Conveniently, prompt flow lets us re-map the keys in our golden dataset to the input expected by the flow. In our case, the jsonlines objects use the key “message” whereas our flow is expecting the default “question” input.
To cover most common use cases out of the box, Prompt flow comes with many built-in evaluation flows. It will come as no surprise that there is a built-in evaluation flow to compute classification accuracy but note that you could always build your own.

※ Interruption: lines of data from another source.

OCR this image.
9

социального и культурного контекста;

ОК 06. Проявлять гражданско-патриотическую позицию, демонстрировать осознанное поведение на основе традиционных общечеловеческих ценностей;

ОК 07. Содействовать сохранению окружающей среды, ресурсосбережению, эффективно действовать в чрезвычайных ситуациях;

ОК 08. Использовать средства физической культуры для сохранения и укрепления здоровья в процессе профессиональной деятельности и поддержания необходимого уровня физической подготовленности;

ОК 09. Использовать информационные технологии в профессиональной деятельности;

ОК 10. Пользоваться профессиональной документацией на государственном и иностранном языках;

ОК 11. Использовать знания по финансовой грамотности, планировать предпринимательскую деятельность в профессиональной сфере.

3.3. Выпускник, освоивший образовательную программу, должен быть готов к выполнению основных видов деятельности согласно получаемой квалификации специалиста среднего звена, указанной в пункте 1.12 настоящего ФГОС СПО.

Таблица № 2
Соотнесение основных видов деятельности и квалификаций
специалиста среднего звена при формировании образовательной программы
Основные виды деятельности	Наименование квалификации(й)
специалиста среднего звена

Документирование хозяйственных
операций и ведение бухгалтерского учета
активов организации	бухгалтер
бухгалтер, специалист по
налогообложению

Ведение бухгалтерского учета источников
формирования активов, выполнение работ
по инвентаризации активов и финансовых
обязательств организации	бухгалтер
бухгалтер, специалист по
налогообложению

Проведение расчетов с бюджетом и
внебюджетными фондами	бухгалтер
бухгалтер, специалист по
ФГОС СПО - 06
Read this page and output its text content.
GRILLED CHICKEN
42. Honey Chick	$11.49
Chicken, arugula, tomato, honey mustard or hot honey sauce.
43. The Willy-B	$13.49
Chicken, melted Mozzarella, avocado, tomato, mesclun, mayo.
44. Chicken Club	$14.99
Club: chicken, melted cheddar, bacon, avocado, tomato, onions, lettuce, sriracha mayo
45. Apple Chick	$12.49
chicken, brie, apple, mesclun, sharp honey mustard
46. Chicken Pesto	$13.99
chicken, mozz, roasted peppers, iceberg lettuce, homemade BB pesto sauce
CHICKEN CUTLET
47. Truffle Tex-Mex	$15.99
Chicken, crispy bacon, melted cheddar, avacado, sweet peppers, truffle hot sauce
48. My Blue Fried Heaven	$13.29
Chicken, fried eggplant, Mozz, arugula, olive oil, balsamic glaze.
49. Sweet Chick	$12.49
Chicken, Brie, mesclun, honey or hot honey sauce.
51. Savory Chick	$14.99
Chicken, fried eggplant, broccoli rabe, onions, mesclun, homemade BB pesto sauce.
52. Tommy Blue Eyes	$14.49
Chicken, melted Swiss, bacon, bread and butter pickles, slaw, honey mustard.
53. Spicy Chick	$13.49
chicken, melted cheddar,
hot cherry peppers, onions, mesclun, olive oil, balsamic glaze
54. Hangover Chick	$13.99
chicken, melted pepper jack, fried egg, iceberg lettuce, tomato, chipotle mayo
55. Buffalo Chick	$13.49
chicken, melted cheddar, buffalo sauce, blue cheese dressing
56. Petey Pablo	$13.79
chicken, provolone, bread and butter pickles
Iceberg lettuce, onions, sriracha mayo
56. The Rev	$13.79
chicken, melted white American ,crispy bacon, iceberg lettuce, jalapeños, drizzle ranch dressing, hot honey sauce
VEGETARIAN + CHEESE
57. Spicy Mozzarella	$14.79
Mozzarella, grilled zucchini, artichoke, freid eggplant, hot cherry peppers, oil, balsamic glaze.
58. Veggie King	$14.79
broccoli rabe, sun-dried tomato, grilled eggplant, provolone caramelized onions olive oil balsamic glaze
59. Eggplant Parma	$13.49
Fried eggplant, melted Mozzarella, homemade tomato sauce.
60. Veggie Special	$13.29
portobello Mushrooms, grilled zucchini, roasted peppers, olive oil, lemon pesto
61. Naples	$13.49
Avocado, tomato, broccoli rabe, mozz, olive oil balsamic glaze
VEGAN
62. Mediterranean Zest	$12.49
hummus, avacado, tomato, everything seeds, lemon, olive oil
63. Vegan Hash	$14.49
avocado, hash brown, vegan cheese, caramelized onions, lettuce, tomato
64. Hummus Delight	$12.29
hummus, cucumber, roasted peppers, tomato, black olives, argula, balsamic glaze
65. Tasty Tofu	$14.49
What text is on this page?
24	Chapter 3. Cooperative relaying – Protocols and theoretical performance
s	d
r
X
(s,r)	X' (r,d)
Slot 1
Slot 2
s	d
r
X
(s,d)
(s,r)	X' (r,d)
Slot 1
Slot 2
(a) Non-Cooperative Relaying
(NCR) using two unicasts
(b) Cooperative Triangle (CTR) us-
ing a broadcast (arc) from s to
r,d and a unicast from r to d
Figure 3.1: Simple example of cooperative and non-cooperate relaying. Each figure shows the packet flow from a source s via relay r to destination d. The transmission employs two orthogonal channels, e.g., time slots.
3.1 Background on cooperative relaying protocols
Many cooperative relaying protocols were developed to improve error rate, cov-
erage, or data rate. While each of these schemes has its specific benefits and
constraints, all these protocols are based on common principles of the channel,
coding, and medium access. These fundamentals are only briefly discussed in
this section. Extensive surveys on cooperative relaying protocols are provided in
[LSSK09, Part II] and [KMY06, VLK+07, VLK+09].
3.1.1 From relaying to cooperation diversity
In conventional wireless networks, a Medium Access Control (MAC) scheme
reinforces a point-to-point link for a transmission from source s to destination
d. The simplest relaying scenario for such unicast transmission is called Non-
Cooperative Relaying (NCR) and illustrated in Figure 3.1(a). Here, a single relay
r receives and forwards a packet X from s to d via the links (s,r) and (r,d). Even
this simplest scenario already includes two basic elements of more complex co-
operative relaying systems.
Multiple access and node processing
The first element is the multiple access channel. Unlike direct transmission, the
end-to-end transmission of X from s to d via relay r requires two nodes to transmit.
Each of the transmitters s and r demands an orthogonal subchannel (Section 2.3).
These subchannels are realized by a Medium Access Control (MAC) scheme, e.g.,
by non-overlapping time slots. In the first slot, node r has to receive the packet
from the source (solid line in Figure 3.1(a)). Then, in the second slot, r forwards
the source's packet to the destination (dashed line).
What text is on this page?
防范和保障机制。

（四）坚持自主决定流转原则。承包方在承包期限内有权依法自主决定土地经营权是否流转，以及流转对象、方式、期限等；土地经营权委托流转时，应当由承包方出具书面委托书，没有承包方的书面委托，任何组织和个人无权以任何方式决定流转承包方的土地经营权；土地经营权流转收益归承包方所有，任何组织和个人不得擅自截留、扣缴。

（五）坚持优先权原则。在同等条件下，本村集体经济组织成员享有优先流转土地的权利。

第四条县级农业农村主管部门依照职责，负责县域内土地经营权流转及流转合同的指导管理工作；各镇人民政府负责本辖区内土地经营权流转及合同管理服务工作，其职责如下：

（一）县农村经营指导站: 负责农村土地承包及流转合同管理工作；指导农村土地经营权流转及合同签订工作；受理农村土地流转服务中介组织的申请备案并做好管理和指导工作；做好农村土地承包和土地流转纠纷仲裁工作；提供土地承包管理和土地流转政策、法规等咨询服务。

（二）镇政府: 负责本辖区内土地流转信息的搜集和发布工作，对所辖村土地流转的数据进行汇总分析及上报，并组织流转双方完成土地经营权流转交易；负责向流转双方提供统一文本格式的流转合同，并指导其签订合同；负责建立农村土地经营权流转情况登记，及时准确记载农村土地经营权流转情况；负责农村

Logically enough, the next step consists in telling prompt flow what comparison to make. We want to compare the ground truth in our golden dataset to the flow output called “answer”.
We can then submit our evaluation job! On this compute, it takes about half a minute to run, and the prompt flow UI makes the results easy to assess. At first glance, it seems that our custom semantic skill performed well on our golden dataset. We can observe that all the predictions happen to match the ground truth. It looks like we may have built a decent spam classifier semantic skill with minimal effort!
The metrics tab shows the aggregate metric and confirms that our skill shot a perfect 10/10 on this dataset with an accuracy of 1.
Conclusion
The battle of generative AI tools for world domination is not going to be a winner-takes-all type of battle. New tools will emerge, many will die, many will prosper. Some will have strength, all will have weaknesses. But AI practitioners need not commit to one unique tool. Often, those are not mutually exclusive; they can combine with each other to form something greater than the sum of their parts for a particular use case. In our example, we tried to highlight the fact that the specific strengths of Semantic Kernel and Azure Machine Learning prompt flow could compound, allowing us to build a new semantic skill and systematically evaluating it prior to eventually using it with a planner down the road.
My sincere appreciation goes to my colleague Kit Papandrew for her time on this post as peer reviewer!